Embattled GOP centrists try to bolster party's 'sagging middle'

As the small group headed for a reception for Republican moderates and liberals, one GOP convention delegate quipped that at least they had enough people to fill an elevator. And they did, just barely.

So total has been the dominance of the right wing here that voices of moderate or liberal dissent are an oddity that calls for several television cameras and news-starved reporters on the convention floor. Most of the party's stalwart moderates are holding their fire, despite passage of a platform that goes farther rightward than President Reagan.

''This platform is going to be little-read and less remembered,'' says Sen. John H. Chafee, a moderate from Rhode Island, who declares that he doesn't take the development too seriously.

But while few words of despair are heard at this upbeat and pro-Reagan celebration, some of the party's moderates are conceding they had been sitting idle, while the conservatives worked in the grass roots.
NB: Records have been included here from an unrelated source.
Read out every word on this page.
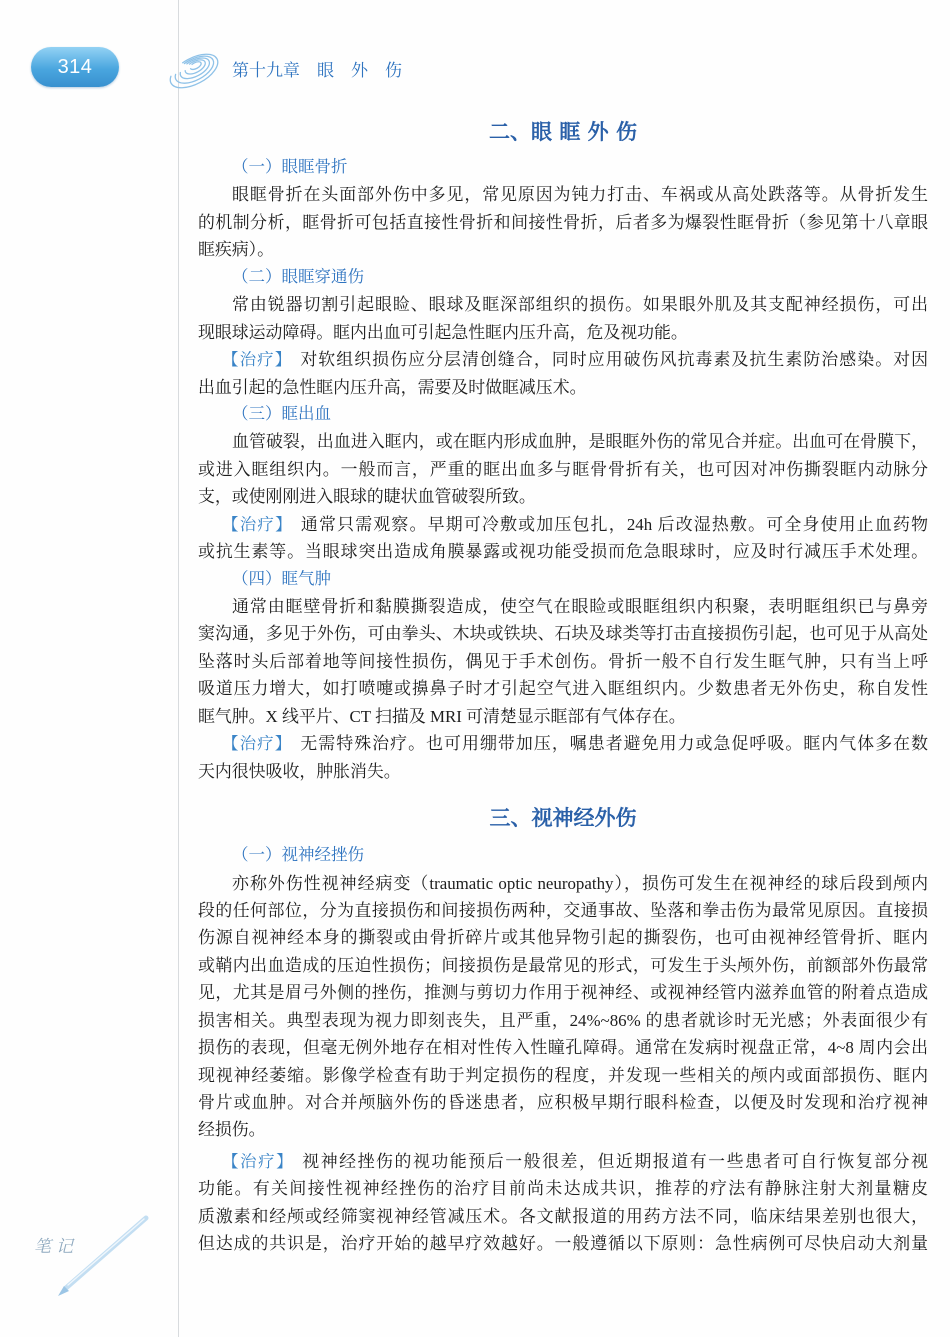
314	第十九章　眼　外　伤
二、眼 眶 外 伤
（一）眼眶骨折
眼眶骨折在头面部外伤中多见，常见原因为钝力打击、车祸或从高处跌落等。从骨折发生
的机制分析，眶骨折可包括直接性骨折和间接性骨折，后者多为爆裂性眶骨折（参见第十八章眼
眶疾病）。
（二）眼眶穿通伤
常由锐器切割引起眼睑、眼球及眶深部组织的损伤。如果眼外肌及其支配神经损伤，可出
现眼球运动障碍。眶内出血可引起急性眶内压升高，危及视功能。
【治疗】 对软组织损伤应分层清创缝合，同时应用破伤风抗毒素及抗生素防治感染。对因
出血引起的急性眶内压升高，需要及时做眶减压术。
（三）眶出血
血管破裂，出血进入眶内，或在眶内形成血肿，是眼眶外伤的常见合并症。出血可在骨膜下，
或进入眶组织内。一般而言，严重的眶出血多与眶骨骨折有关，也可因对冲伤撕裂眶内动脉分
支，或使刚刚进入眼球的睫状血管破裂所致。
【治疗】 通常只需观察。早期可冷敷或加压包扎，24h 后改湿热敷。可全身使用止血药物
或抗生素等。当眼球突出造成角膜暴露或视功能受损而危急眼球时，应及时行减压手术处理。
（四）眶气肿
通常由眶壁骨折和黏膜撕裂造成，使空气在眼睑或眼眶组织内积聚，表明眶组织已与鼻旁
窦沟通，多见于外伤，可由拳头、木块或铁块、石块及球类等打击直接损伤引起，也可见于从高处
坠落时头后部着地等间接性损伤，偶见于手术创伤。骨折一般不自行发生眶气肿，只有当上呼
吸道压力增大，如打喷嚏或擤鼻子时才引起空气进入眶组织内。少数患者无外伤史，称自发性
眶气肿。X 线平片、CT 扫描及 MRI 可清楚显示眶部有气体存在。
【治疗】 无需特殊治疗。也可用绷带加压，嘱患者避免用力或急促呼吸。眶内气体多在数
天内很快吸收，肿胀消失。
三、视神经外伤
（一）视神经挫伤
亦称外伤性视神经病变（traumatic optic neuropathy），损伤可发生在视神经的球后段到颅内
段的任何部位，分为直接损伤和间接损伤两种，交通事故、坠落和拳击伤为最常见原因。直接损
伤源自视神经本身的撕裂或由骨折碎片或其他异物引起的撕裂伤，也可由视神经管骨折、眶内
或鞘内出血造成的压迫性损伤；间接损伤是最常见的形式，可发生于头颅外伤，前额部外伤最常
见，尤其是眉弓外侧的挫伤，推测与剪切力作用于视神经、或视神经管内滋养血管的附着点造成
损害相关。典型表现为视力即刻丧失，且严重，24%~86% 的患者就诊时无光感；外表面很少有
损伤的表现，但毫无例外地存在相对性传入性瞳孔障碍。通常在发病时视盘正常，4~8 周内会出
现视神经萎缩。影像学检查有助于判定损伤的程度，并发现一些相关的颅内或面部损伤、眶内
骨片或血肿。对合并颅脑外伤的昏迷患者，应积极早期行眼科检查，以便及时发现和治疗视神
经损伤。
【治疗】 视神经挫伤的视功能预后一般很差，但近期报道有一些患者可自行恢复部分视
功能。有关间接性视神经挫伤的治疗目前尚未达成共识，推荐的疗法有静脉注射大剂量糖皮
质激素和经颅或经筛窦视神经管减压术。各文献报道的用药方法不同，临床结果差别也很大，
但达成的共识是，治疗开始的越早疗效越好。一般遵循以下原则：急性病例可尽快启动大剂量
笔记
And some are vowing that they have been shocked into action after the November election.

''The moderate wing of the Republican Party has been an 'elitist' group that failed to believe that they had to get down and grub'' at the precinct level, Sen. Nancy Landon Kassebaum of Kansas said Wednesday at a breakfast with reporters.

As for the platform, she said she had disagreements, particularly on social issues, such as its strong anti-abortion stand and lack of support for the proposed Equal Rights Amendment. But the Kansan saw the platform as a catalyst for debating the future of her party.
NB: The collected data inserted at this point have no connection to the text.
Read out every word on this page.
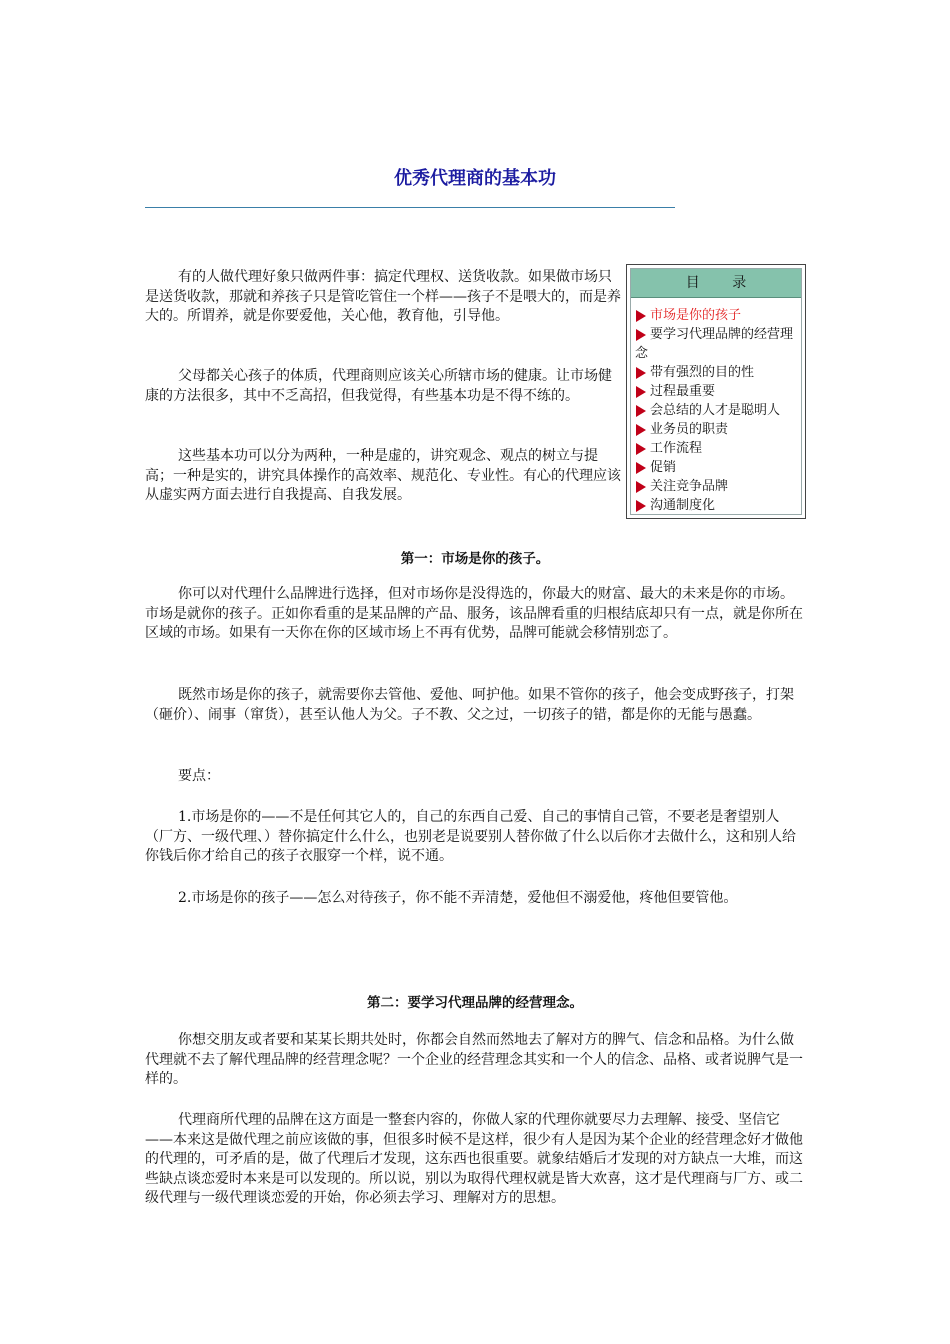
优秀代理商的基本功

有的人做代理好象只做两件事：搞定代理权、送货收款。如果做市场只是送货收款，那就和养孩子只是管吃管住一个样——孩子不是喂大的，而是养大的。所谓养，就是你要爱他，关心他，教育他，引导他。

父母都关心孩子的体质，代理商则应该关心所辖市场的健康。让市场健康的方法很多，其中不乏高招，但我觉得，有些基本功是不得不练的。

这些基本功可以分为两种，一种是虚的，讲究观念、观点的树立与提高；一种是实的，讲究具体操作的高效率、规范化、专业性。有心的代理应该从虚实两方面去进行自我提高、自我发展。

目 录
市场是你的孩子
要学习代理品牌的经营理念
带有强烈的目的性
过程最重要
会总结的人才是聪明人
业务员的职责
工作流程
促销
关注竞争品牌
沟通制度化
第一：市场是你的孩子。

你可以对代理什么品牌进行选择，但对市场你是没得选的，你最大的财富、最大的未来是你的市场。市场是就你的孩子。正如你看重的是某品牌的产品、服务，该品牌看重的归根结底却只有一点，就是你所在区域的市场。如果有一天你在你的区域市场上不再有优势，品牌可能就会移情别恋了。

既然市场是你的孩子，就需要你去管他、爱他、呵护他。如果不管你的孩子，他会变成野孩子，打架（砸价）、闹事（窜货），甚至认他人为父。子不教、父之过，一切孩子的错，都是你的无能与愚蠢。

要点：

1.市场是你的——不是任何其它人的，自己的东西自己爱、自己的事情自己管，不要老是奢望别人（厂方、一级代理、）替你搞定什么什么，也别老是说要别人替你做了什么以后你才去做什么，这和别人给你钱后你才给自己的孩子衣服穿一个样，说不通。

2.市场是你的孩子——怎么对待孩子，你不能不弄清楚，爱他但不溺爱他，疼他但要管他。

第二：要学习代理品牌的经营理念。

你想交朋友或者要和某某长期共处时，你都会自然而然地去了解对方的脾气、信念和品格。为什么做代理就不去了解代理品牌的经营理念呢？一个企业的经营理念其实和一个人的信念、品格、或者说脾气是一样的。

代理商所代理的品牌在这方面是一整套内容的，你做人家的代理你就要尽力去理解、接受、坚信它——本来这是做代理之前应该做的事，但很多时候不是这样，很少有人是因为某个企业的经营理念好才做他的代理的，可矛盾的是，做了代理后才发现，这东西也很重要。就象结婚后才发现的对方缺点一大堆，而这些缺点谈恋爱时本来是可以发现的。所以说，别以为取得代理权就是皆大欢喜，这才是代理商与厂方、或二级代理与一级代理谈恋爱的开始，你必须去学习、理解对方的思想。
''This political platform doesn't try to compromise or hedge,'' she said.

Already the strong offensive from the New Right has triggered a reaction among a tiny group of moderate-to-liberal Republicans, led by Rep. Jim Leach of Iowa.

Taking pages out of the book of a group of firebrand conservatives in the House, Representative Leach is launching the Republican Mainstream Committee, which he says will strengthen the sagging middle in the party.

''The moderate Republican philosophical house has been out of order,'' says Leach. ''Moderates came to stand for in-betweenism. That ain't good enough.''

He credits the right wing of his party with ''putting forth national ideas,'' while the moderates focused on the skills and techniques of legislating.

''The question is whether the moderates can come back and declare that they have a national vision,'' says Leach. As a starting point, the mainstream group has produced a ''manifesto'' in which Leach harks back to his party's commitment to ''individual rights,'' civil rights, and environmentalism, all of which he says have roots in the GOP's past.

Although the New Right won on most of the platform planks, Leach concludes the next question is whether ''this is the death knell of the moderate wing or the beginning of a swing back.''

The fourth-term congressman began in earnest at the convention to begin shoving the pendulum back. He took his crusade to the platform hearings and to the new media. But he has had few vocal supporters among GOP officeholders. ''Reagan is so personally popular that it's hard'' to speak out at the convention, he explains.

Rep. Marge Roukema of New Jersey, for example, concedes some misgivings about the platform, but she says now is not the time for protest. The moderates should begin their move ''the day after Ronald Reagan is reelected,'' she says.

''Although one doesn't like it, it has to be expected,'' she says of the right-wing dominance of the platform. ''What it says for me is we have to work very hard ... to forge a broader consensus of public opinion in the next four years.''

Meanwhile, moderate GOP officeholders and candidates are arguing that the conservative platform will not hurt their campaigns. The central issue in 1984 is not ideology but President Reagan's popularity, says Senator Kassebaum. ''I think that there are many people ... who even may not agree with the President on a great deal'' but who will vote for him anyway, she says.

Leach takes encouragement from what he sees as an underlying ''tension that's going to be very helpful for moderates in the next few years.''

He and other moderates warn that unless the party heeds them and broadens its tent, the GOP will lose voters.

But that issue will have to be fought out at another location, since here in Dallas nearly all disagreements are hidden in the shadow of a President who, participants say, will win by a landslide.